Contextual Application:

  • Models struggle to navigate trade-offs between competing ethical values
  • Difficulty with nuanced, real-world clinical scenarios
  • External knowledge integration insufficient without reasoning capability

Research Questions Addressed

  1. How well do current LLMs identify the most ethical course of action in clinical settings?
    • Partial competence with significant failures, especially on complex cases
  2. Does domain adaptation or external knowledge retrieval improve ethical performance?
    • Domain adaptation helps modestly; RAG provides minimal benefit
  3. Do model confidence scores and natural language rationales provide reliable signals of ethical soundness?
    • No—models can be confidently wrong; rationales often miss critical reasoning

Impact and Implications

Societal Impact

Early Warning Signal: Systematic evidence of LLM failures in medical-ethical reasoning enables development of safer clinical decision-support tools

Clinical Safety: Highlights dangers of over-reliance on LLMs in high-stakes settings, prompting:

  • Rigorous human oversight requirements
  • Additional safety checks before deployment
  • Domain-specific alignment investments

Broader Implications

  1. Current State: LLMs exhibit partial understanding of medical ethics but lack reliability for clinical use
  2. Deployment Risk: Ethically flawed suggestions could jeopardize patient safety and erode public trust
  3. Research Needs: Better training methods, stronger grounding in ethical principles, and more thoughtful evaluation required

Technical Contributions

  1. Curated Evaluation Benchmark: 100-question dataset covering diverse high-stakes ethical scenarios
  2. Dual Probing Framework: Combined confidence analysis and reasoning evaluation for comprehensive assessment
  3. RAG Pipeline for Ethics: Retrieval system using professional medical ethics guidance
  4. Systematic Comparison: Domain adaptation, few-shot learning, and external knowledge effects

Conclusion

This study demonstrates that current language models show partial understanding of medical ethics principles but are not yet reliable for clinical applications. Simply adding more context through retrieval or examples is insufficient—models need fundamental improvements in how they reason about and apply ethical principles in complex situations.

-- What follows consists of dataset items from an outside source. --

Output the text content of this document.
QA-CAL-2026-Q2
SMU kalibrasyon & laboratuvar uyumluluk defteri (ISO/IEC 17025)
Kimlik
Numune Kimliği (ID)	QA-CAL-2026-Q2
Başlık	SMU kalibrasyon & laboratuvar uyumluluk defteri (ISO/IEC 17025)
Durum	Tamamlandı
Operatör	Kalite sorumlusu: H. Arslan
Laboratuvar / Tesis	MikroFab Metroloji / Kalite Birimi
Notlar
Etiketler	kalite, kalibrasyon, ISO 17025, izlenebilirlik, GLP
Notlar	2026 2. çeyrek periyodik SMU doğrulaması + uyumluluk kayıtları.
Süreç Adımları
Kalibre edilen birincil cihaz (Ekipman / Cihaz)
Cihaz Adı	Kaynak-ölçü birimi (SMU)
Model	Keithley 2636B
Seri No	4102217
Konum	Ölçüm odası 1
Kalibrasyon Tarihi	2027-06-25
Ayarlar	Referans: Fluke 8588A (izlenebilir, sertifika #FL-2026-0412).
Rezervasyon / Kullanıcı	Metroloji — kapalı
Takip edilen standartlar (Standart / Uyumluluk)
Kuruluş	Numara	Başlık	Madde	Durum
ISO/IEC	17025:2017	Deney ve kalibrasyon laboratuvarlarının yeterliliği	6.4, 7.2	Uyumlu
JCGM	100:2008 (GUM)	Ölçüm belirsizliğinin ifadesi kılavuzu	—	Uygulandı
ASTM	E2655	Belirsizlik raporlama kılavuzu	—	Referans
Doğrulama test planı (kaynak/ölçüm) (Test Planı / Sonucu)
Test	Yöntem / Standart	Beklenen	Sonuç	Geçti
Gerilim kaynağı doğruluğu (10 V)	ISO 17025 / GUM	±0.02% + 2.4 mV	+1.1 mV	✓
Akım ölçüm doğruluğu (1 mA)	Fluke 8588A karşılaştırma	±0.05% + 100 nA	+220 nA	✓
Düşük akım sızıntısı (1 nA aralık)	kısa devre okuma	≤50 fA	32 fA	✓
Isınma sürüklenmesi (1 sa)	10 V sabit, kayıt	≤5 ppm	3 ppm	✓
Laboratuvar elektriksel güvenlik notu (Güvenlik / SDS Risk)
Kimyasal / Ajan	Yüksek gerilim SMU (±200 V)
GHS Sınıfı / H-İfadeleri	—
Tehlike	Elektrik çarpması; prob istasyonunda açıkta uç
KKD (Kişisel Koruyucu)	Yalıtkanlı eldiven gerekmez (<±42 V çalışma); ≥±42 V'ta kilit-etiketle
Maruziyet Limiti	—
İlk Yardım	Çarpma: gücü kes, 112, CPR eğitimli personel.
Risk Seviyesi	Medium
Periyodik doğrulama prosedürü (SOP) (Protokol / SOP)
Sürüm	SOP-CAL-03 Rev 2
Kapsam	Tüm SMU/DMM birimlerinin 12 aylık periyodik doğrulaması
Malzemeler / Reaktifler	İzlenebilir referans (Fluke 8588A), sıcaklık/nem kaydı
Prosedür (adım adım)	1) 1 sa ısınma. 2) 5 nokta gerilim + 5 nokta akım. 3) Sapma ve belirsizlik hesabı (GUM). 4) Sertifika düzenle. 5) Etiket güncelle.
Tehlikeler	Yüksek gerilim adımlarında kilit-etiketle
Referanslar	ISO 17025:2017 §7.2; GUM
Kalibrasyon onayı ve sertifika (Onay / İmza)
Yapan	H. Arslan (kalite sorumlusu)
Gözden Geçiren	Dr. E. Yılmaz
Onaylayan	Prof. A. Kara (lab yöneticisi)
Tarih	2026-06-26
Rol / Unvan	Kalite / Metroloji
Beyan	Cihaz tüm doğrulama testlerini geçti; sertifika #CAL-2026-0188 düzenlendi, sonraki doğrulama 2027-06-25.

The findings serve as a critical foundation for future work on trustworthy medical AI, emphasizing the need for human oversight, specialized training, and robust safety mechanisms before LLMs can be responsibly deployed in healthcare settings.


This research contributes to the responsible development of AI systems in healthcare by identifying specific limitations and risks in current LLM approaches to medical ethics.